NEW YORK (Reuters Health) – Basic clinical information can identify individuals at high risk of developing diabetes within 10 years, and adding some lab values identifies those at very high risk. U.S. researchers report the development of the two scoring systems in the June 2 issue of Annals of Internal Medicine.

“Perhaps the most appealing feature of our two scoring systems is their ease of use in a clinical or public health setting,” Dr. Henry S. Kahn and colleagues from the Centers for Disease Control and Prevention, Atlanta, Georgia, write. “Through the adoption of integer point scores, their algorithms are simple enough to be calculated using only a pencil and paper.”

The scoring systems were derived and validated using 14.9 years of longitudinal data from 12,729 participants in the Atherosclerosis Risk in Communities study who were between 45 and 64 years old at baseline. A derivation sample included 9587 of the subjects, while the other 3142 formed the validation group.
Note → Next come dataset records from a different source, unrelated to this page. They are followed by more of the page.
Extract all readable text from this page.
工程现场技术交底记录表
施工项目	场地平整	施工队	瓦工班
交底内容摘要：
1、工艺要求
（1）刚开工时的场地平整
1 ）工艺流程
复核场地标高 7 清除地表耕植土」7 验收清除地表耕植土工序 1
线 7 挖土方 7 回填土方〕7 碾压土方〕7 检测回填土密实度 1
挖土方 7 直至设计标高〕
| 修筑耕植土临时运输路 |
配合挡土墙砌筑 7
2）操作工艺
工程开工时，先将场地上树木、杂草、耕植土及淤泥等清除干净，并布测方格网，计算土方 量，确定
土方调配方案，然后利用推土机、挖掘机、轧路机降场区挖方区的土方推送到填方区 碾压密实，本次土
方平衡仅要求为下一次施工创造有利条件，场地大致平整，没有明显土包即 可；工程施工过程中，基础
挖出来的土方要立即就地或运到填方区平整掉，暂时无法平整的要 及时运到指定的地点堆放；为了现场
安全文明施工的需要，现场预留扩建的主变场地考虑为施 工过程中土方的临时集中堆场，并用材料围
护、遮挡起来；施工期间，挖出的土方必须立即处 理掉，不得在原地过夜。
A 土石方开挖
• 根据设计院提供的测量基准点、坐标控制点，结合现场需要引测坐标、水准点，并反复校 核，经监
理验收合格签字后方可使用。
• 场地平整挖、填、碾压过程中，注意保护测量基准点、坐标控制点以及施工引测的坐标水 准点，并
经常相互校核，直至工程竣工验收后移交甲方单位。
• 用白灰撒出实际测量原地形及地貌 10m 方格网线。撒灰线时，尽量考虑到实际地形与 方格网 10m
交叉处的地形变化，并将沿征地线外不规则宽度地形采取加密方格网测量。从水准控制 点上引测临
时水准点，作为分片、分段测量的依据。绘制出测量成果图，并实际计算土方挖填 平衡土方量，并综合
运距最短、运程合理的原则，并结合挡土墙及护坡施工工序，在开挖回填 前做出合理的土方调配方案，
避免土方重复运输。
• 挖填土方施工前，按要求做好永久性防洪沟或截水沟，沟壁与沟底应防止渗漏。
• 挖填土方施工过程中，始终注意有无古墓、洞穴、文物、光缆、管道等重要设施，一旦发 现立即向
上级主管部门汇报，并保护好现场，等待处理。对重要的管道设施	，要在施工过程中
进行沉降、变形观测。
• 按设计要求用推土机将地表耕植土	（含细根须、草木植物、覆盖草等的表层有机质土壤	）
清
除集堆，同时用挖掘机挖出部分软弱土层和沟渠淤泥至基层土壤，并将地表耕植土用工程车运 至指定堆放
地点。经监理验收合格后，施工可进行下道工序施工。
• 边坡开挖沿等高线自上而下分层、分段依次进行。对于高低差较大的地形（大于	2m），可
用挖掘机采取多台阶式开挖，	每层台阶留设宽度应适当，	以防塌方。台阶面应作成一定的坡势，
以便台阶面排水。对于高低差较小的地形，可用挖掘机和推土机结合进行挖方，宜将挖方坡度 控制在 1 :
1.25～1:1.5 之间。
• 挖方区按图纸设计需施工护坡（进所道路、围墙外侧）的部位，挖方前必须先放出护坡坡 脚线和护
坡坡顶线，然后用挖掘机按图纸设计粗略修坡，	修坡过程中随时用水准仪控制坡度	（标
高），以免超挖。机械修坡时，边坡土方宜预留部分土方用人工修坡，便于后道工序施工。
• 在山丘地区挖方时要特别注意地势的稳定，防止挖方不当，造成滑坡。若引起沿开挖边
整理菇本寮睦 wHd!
Approximately three-quarters of the cohort completed 10 years of follow up, and 18.9% of the baseline cohort members developed diabetes at some point during follow-up.
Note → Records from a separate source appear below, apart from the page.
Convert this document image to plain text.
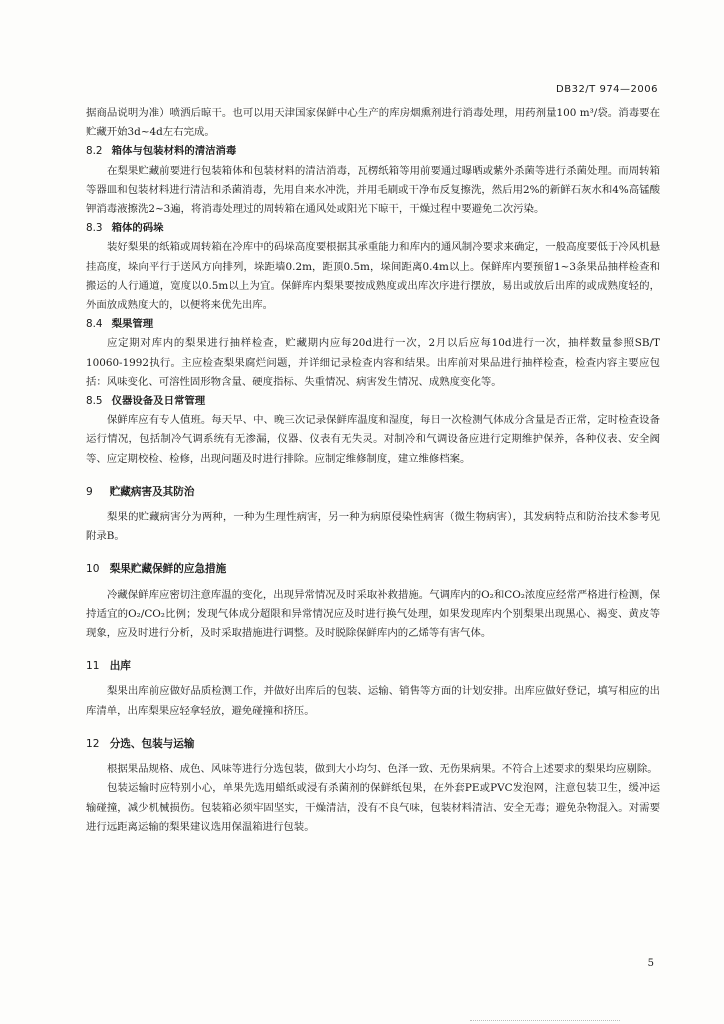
DB32/T 974—2006

据商品说明为准）喷洒后晾干。也可以用天津国家保鲜中心生产的库房烟熏剂进行消毒处理，用药剂量100 m³/袋。消毒要在贮藏开始3d~4d左右完成。

8.2 箱体与包装材料的清洁消毒

在梨果贮藏前要进行包装箱体和包装材料的清洁消毒，瓦楞纸箱等用前要通过曝晒或紫外杀菌等进行杀菌处理。而周转箱等器皿和包装材料进行清洁和杀菌消毒，先用自来水冲洗，并用毛刷或干净布反复擦洗，然后用2%的新鲜石灰水和4%高锰酸钾消毒液擦洗2~3遍，将消毒处理过的周转箱在通风处或阳光下晾干，干燥过程中要避免二次污染。

8.3 箱体的码垛

装好梨果的纸箱或周转箱在冷库中的码垛高度要根据其承重能力和库内的通风制冷要求来确定，一般高度要低于冷风机悬挂高度，垛向平行于送风方向排列，垛距墙0.2m，距顶0.5m，垛间距离0.4m以上。保鲜库内要预留1~3条果品抽样检查和搬运的人行通道，宽度以0.5m以上为宜。保鲜库内梨果要按成熟度或出库次序进行摆放，易出或放后出库的或成熟度轻的，外面放成熟度大的，以便将来优先出库。

8.4 梨果管理

应定期对库内的梨果进行抽样检查，贮藏期内应每20d进行一次，2月以后应每10d进行一次，抽样数量参照SB/T 10060-1992执行。主应检查梨果腐烂问题，并详细记录检查内容和结果。出库前对果品进行抽样检查，检查内容主要应包括：风味变化、可溶性固形物含量、硬度指标、失重情况、病害发生情况、成熟度变化等。

8.5 仪器设备及日常管理

保鲜库应有专人值班。每天早、中、晚三次记录保鲜库温度和湿度，每日一次检测气体成分含量是否正常，定时检查设备运行情况，包括制冷气调系统有无渗漏，仪器、仪表有无失灵。对制冷和气调设备应进行定期维护保养，各种仪表、安全阀等、应定期校检、检修，出现问题及时进行排除。应制定维修制度，建立维修档案。

9 贮藏病害及其防治

梨果的贮藏病害分为两种，一种为生理性病害，另一种为病原侵染性病害（微生物病害），其发病特点和防治技术参考见附录B。

10 梨果贮藏保鲜的应急措施

冷藏保鲜库应密切注意库温的变化，出现异常情况及时采取补救措施。气调库内的O₂和CO₂浓度应经常严格进行检测，保持适宜的O₂/CO₂比例；发现气体成分超限和异常情况应及时进行换气处理，如果发现库内个别梨果出现黑心、褐变、黄皮等现象，应及时进行分析，及时采取措施进行调整。及时脱除保鲜库内的乙烯等有害气体。

11 出库

梨果出库前应做好品质检测工作，并做好出库后的包装、运输、销售等方面的计划安排。出库应做好登记，填写相应的出库清单，出库梨果应轻拿轻放，避免碰撞和挤压。

12 分选、包装与运输

根据果品规格、成色、风味等进行分选包装，做到大小均匀、色泽一致、无伤果病果。不符合上述要求的梨果均应剔除。

包装运输时应特别小心，单果先选用蜡纸或浸有杀菌剂的保鲜纸包果，在外套PE或PVC发泡网，注意包装卫生，缓冲运输碰撞，减少机械损伤。包装箱必须牢固坚实，干燥清洁，没有不良气味，包装材料清洁、安全无毒；避免杂物混入。对需要进行远距离运输的梨果建议选用保温箱进行包装。

5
The basic scoring system developed by Dr. Kahn’s team includes increased weight and waist circumference, age 55 or older, black race, short stature, hypertension, rapid pulse, smoking history, and family history of diabetes.

The enhanced scoring system includes these same variables plus elevated fasting glucose and abnormal results on other analytes commonly assessed in a fasting blood sample (triglyceride, HDL cholesterol, and uric acid level).

“When applied to the validation sample, ascending quintiles of the basic system were associated with a 10-year incidence of diabetes of 5.3%, 8.7%, 15.5%, 24.5% and 33.0%, respectively,” the researchers report. “Quintiles of the enhanced system were associated with a 10-year incidence of 3.5%, 6.4%, 11.5%, 19.3%, and 46.1%.”

“Sequential application of the basic and enhanced scoring systems…would help to bring adults at greatest need into appropriate modes of preventive care,” Dr. Kahn and colleagues conclude.

In a related editorial, Dr. William H. Herman of the University of Michigan, Ann Arbor notes that while the proposed scoring systems have several limitations, the models “clearly advance the cause of identifying persons at risk for diabetes who are likely to benefit from focused clinical interventions.”

Reference:
Ann Intern Med 2009;150:741-751,812-814.